Smith made his NFL debut on November 21, 2010 against the Washington Redskins after starter Vince Young left the game with an injured throwing hand, completing 3-of-9 passes for 62 yards and one interception. Titans head coach Jeff Fisher later declared that Smith would become the team's starting quarterback due to Young's season-ending thumb surgery and Kerry Collins' calf injury.
His first start was in a 20–0 shutout loss to the Houston Texans. Smith had 17 completions in 31 passes for 138 yards and was intercepted three times, all by CB Glover Quin.

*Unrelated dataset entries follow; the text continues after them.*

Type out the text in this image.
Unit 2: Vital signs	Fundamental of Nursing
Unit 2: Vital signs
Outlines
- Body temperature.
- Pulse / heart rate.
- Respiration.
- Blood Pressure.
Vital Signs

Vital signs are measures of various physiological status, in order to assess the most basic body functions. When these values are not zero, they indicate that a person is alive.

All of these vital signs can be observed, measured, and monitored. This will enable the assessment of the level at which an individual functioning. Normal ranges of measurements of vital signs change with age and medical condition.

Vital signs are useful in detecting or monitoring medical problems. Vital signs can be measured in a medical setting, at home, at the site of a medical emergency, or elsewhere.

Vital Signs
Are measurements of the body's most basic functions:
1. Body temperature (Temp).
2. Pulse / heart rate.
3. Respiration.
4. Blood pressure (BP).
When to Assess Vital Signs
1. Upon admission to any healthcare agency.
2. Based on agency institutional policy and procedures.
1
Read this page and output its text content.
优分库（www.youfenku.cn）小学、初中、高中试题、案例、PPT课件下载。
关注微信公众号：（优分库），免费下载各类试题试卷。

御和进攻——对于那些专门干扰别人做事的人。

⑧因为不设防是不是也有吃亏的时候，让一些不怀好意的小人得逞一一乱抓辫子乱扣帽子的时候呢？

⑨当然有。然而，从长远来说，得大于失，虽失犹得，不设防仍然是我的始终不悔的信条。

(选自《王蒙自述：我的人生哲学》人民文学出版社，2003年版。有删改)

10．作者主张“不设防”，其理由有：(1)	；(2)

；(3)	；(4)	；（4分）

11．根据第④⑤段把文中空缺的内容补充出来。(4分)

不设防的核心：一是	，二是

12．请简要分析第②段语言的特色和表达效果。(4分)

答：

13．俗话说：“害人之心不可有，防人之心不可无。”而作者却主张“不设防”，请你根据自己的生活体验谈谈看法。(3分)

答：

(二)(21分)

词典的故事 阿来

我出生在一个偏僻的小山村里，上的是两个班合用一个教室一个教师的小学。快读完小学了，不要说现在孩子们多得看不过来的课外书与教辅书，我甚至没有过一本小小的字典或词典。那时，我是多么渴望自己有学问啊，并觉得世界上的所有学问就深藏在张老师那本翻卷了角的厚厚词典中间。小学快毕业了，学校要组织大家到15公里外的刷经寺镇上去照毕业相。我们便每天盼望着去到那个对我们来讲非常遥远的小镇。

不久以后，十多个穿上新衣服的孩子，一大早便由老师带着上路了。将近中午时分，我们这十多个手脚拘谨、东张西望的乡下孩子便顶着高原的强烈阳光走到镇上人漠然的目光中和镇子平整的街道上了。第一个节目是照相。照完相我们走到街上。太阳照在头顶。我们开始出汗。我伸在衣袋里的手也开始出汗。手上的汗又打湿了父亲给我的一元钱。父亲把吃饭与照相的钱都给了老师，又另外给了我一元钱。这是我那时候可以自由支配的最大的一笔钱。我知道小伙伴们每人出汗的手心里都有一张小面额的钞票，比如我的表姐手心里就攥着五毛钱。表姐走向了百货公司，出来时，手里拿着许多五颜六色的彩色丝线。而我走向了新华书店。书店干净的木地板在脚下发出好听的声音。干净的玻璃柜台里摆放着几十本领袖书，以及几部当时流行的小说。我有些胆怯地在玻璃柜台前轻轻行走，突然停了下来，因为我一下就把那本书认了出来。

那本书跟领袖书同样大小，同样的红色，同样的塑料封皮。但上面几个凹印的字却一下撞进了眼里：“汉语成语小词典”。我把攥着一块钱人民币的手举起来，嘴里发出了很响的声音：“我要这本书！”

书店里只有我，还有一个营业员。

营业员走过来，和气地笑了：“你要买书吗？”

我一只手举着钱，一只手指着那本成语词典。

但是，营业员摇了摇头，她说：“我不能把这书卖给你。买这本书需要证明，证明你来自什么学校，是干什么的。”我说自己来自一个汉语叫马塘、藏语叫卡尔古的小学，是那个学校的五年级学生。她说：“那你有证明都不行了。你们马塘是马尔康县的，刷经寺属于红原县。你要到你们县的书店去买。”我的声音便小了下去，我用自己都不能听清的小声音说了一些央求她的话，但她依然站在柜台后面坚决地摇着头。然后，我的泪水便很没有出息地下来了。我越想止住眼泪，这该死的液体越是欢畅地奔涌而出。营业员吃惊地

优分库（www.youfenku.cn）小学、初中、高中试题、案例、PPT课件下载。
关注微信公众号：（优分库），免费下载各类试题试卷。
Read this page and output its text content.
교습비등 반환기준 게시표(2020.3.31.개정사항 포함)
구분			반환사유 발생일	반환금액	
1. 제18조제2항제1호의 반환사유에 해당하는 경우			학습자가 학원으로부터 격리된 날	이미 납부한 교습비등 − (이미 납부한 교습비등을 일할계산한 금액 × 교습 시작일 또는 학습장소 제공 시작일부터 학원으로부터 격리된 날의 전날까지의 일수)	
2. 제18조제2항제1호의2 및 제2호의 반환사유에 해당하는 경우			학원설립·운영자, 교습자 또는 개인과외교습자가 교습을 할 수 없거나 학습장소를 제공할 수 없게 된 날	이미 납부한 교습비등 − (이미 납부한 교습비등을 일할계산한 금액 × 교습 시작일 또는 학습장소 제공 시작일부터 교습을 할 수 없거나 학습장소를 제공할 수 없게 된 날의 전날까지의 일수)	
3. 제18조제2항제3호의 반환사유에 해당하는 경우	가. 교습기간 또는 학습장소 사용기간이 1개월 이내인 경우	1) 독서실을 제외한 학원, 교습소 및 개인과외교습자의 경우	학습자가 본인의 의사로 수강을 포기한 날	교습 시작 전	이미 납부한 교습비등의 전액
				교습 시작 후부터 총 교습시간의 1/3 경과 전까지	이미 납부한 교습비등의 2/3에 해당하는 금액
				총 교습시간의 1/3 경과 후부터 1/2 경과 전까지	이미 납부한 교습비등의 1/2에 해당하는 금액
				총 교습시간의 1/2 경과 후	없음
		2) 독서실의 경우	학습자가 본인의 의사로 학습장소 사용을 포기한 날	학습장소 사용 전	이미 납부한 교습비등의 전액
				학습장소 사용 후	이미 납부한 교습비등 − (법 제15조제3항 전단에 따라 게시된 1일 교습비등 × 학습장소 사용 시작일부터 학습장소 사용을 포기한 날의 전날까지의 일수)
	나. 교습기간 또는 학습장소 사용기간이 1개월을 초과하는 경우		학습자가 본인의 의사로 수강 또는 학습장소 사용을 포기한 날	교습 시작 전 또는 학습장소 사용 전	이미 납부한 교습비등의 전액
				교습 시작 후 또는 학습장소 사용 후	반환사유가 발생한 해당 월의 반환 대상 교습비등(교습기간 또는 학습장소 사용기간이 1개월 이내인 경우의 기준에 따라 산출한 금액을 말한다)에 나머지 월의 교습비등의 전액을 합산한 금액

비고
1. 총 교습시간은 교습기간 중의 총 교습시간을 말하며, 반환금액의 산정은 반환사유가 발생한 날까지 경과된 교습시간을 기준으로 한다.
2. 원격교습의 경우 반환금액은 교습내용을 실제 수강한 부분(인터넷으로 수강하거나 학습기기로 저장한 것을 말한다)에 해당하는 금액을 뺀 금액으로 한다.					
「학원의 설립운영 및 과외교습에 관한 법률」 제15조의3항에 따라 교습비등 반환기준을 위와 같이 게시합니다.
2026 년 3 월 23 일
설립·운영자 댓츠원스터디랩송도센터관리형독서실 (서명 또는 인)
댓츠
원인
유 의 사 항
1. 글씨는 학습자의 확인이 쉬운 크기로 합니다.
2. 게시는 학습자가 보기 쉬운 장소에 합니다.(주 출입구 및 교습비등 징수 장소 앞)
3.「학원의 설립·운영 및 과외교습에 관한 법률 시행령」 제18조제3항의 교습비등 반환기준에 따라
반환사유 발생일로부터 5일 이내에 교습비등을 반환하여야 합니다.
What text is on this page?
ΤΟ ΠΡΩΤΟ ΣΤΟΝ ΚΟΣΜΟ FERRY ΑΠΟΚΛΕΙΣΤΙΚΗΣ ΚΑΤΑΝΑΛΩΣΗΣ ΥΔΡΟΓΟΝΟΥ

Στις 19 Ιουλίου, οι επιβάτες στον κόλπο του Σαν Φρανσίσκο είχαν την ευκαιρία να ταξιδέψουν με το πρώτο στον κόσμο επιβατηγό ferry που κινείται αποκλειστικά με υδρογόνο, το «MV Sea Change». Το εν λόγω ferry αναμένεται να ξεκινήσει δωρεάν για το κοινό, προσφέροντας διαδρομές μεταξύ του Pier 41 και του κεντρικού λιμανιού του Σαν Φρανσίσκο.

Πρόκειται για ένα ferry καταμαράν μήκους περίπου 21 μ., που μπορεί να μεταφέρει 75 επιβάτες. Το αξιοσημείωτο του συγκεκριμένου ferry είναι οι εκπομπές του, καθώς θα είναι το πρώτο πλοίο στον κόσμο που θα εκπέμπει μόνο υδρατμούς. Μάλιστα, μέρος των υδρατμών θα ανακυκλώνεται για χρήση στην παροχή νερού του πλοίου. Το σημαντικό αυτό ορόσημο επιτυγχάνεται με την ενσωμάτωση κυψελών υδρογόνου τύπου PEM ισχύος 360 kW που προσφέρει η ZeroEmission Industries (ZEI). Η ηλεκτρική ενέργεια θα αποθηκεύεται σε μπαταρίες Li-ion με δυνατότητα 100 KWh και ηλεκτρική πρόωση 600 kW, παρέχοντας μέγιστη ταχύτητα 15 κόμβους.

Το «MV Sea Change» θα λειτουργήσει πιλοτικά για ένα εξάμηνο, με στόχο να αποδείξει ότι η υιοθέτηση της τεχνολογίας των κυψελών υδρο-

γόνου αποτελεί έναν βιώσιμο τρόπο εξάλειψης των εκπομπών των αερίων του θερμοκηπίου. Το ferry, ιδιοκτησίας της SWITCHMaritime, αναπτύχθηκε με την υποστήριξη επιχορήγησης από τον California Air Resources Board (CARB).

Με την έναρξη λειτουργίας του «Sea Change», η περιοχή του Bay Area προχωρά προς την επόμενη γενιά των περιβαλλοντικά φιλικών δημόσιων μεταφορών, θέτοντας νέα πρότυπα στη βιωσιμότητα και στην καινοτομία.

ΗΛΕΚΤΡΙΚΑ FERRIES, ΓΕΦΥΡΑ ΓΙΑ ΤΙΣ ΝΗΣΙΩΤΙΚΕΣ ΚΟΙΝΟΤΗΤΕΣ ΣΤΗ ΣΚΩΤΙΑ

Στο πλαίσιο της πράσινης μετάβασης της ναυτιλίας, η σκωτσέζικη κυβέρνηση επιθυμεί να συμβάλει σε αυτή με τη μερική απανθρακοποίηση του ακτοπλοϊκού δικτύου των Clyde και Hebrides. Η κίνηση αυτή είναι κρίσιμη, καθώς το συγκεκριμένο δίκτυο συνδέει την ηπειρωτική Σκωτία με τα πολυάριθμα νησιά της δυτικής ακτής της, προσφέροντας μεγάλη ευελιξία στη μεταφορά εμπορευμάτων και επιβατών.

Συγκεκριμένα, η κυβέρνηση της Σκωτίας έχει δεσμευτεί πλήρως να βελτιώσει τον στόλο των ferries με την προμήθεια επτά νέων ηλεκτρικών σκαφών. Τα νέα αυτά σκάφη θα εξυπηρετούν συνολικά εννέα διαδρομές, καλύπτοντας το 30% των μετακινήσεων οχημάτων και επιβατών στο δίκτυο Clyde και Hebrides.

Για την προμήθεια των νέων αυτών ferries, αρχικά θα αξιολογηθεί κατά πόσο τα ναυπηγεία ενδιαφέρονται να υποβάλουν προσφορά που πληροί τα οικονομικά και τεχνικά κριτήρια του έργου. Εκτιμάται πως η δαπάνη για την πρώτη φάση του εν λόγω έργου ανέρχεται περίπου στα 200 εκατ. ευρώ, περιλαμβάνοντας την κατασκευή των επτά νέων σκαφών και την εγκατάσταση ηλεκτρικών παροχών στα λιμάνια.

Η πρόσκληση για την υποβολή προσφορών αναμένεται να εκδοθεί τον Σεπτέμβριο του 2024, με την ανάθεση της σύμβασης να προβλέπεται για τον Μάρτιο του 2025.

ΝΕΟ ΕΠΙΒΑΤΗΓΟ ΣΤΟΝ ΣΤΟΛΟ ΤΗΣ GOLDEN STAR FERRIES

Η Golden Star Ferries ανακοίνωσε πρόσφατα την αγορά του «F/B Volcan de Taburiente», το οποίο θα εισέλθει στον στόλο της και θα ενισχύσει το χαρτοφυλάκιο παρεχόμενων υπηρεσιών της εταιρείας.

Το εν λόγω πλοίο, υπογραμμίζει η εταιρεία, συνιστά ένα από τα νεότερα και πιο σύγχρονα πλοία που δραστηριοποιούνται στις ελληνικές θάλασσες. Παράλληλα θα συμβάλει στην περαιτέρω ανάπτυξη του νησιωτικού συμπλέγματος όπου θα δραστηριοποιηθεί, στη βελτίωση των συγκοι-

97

Smith did not play in any games during the 2011 regular season.

In 2012, he stepped in for Matt Hasselbeck and went 3-of-5 for 34 yards. He was waived/injured by the Titans on August 31, 2013. He was re-signed the next day, and put on the team's practice squad.

===New York Giants===
On April 28, 2014, the New York Giants signed Smith. He was released on May 12, 2014.

===Calgary Stampeders===
Smith signed with the Calgary Stampeders of the Canadian Football League (CFL) on June 4, 2014. He was released on June 21, 2014.

==Career statistics==

===NFL===

Year: Team; Games; Passing; Rushing; Sacks; Fumbles
GP: GS; Record; Cmp; Att; Pct; Yds; Y/A; TD; Int; Rtg; Att; Yds; Avg; TD; Sck; SckY; Fum; Lost
2010: TEN; 2; 1; 0–1; 20; 40; 50.0; 200; 5.0; 0; 4; 25.0; 0; 0; 0.0; 0; 1; 0; 0; 0
2011: TEN; 0; 0; DNP
2012: TEN; 1; 0; –; 3; 5; 60.0; 34; 6.8; 0; 0; 80.4; 0; 0; 0.0; 0; 0; 0; 0; 0
Career: 3; 1; 0–1; 23; 45; 51.1; 234; 5.2; 0; 4; 29.3; 0; 0; 0.0; 0; 1; 0; 0; 0

===College===

|  |  | Passing |  |  |  |  |  |  |  | Rushing |  |  |
|---|---|---|---|---|---|---|---|---|---|---|---|---|
| Season | Team | GP | Cmp | Att | Pct | Yds | TD | Int | Rtg | Att | Yds | TD |
| 2006 | Florida Atlantic | 12 | 108 | 194 | 55.7 | 1,285 | 6 | 8 | 107.1 | 25 | −110 | 0 |
| 2007 | Florida Atlantic | 13 | 281 | 479 | 58.7 | 3,688 | 32 | 9 | 141.6 | 39 | −116 | 2 |
| 2008 | Florida Atlantic | 13 | 234 | 435 | 53.8 | 3,224 | 24 | 14 | 127.8 | 37 | −82 | 2 |
| 2009 | Florida Atlantic | 7 | 145 | 253 | 57.3 | 1,915 | 14 | 5 | 135.2 | 14 | −27 | 1 |
| Career |  | 45 | 768 | 1,361 | 56.0 | 10,112 | 76 | 36 | 127.9 | 115 | −335 | 5 |

==Coaching career==
In March 2015, Smith was announced as the new head football coach at the Grace Christian Academy in Franklin, Tennessee, having previously worked two years as the program's quarterbacks coach and offensive coordinator. He parted ways with GCA in February 2022 after eight seasons, having compiled a 21–49 record over seven seasons as head coach and leading the GCA Lions to all three of the team's playoff appearances in 2017 (1A), 2020 and 2021 (both DII-A).

==Missionary career==
After parting ways with GCA, Smith and his family began a two year commitment in Kijabe, Kenya as part of Africa Inland Mission in 2023. He is a teacher at Rift Valley Academy, a Christian boarding school operated by AIM.

==Personal life==
Smith's wife, Nicole, is the former head volleyball coach and strength and conditioning coach at Grace Christian Academy. They have four sons, Rustyn, Camdyn, Koltyn and Eastyn.